Clinical Trials and Experimental Therapy

Clinical trials are studies involving treatments that are in the experimental and research stage of development. Participants are administered the cutting-edge treatment and their reactions are examined to better understand and measure effectiveness. The treatment may be a new drug, new technology or combination of both.

You may be asked to participate in a clinical trial if your doctor believes it would be of benefit to you and haven’t responded well to conventional treatments, like surgery, radiation therapy and chemotherapy. As a study participant, you may be able to have your insurance cover related costs. However, it is typical that the majority of costs are covered by the company or university conducting the clinical trial or the involved government agencies.

Clinical trial phases

There are three categories that clinical trials are divided into: prevention, screening and treatment. Whatever the category, each is further divided into four phases.

Phase 1: This is for a small group of participants to analyze safety by examining how the treatment is processed by the body, what a safe dosage level is, and what the side effects are.

Phase 2: This is for up to 300 participants and essentially does the same as phase 1, but with closer inspection. It may also be comparative, noting how the treatment does against another one or placebo.

Phase 3: Up to a thousand participants are observed in this phase, and the treatment is compared to standard approaches. Dosage amounts are finalized and side effects are detailed.

Phase 4: This often occurs after FDA approval for standard use. Effectiveness and safety is examined in a diverse participant population for the long-term.

A treatment must be deemed effective after the first three phases before it can be considered by the FDA for approval.

How to find out more about clinical trials

While your doctor would be the best source to ask in finding out what clinical trials exist, you can also visit ClinicalTrials.Gov. Developed by the US National Institutes of Health in collaboration with the FDA, this website lists all registered clinical trials for mesothelioma and other diseases that have been privately or federally sponsored in the US as well as a number of countries around the world.

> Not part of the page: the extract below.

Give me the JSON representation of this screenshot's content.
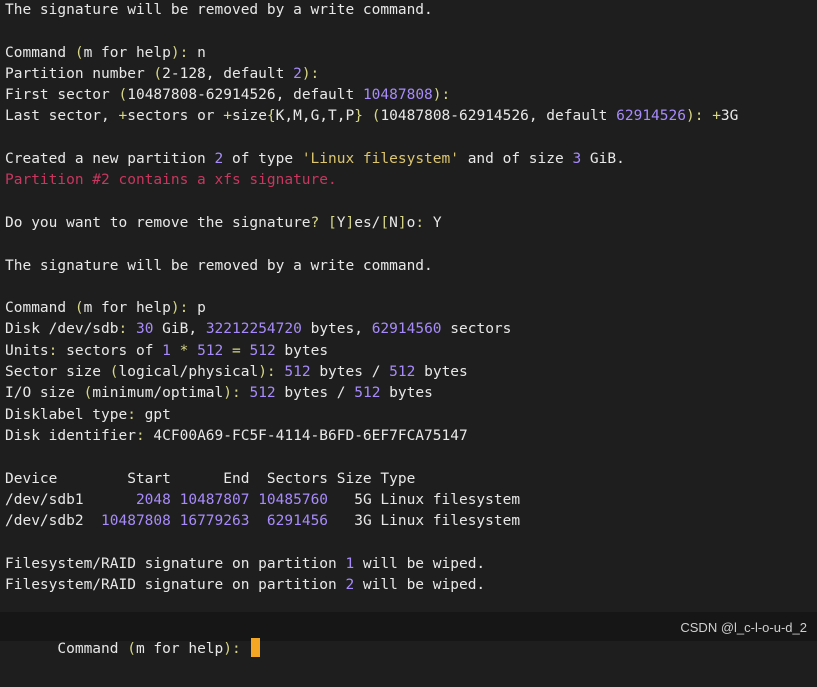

Each listing details the objective of the trial, contact information and if it is currently seeking participants or not (their status will be labeled as “recruiting” or “not recruiting”).

Examples of clinical trials: immunotherapy and gene therapy

Immunotherapy can reduce the severity of symptoms and lengthen life expectancy. The treatment enhances your immune system, making it stronger to fight against mesothelioma. This is done by either stimulating your immune system or enhancing it with man-made components.

Gene therapy manipulates your genes, fixing or destroying mutated ones and replacing them with new ones that help improve your condition. While promising, this treatment is still relatively new for mesothelioma patients and is more palliative rather than curative.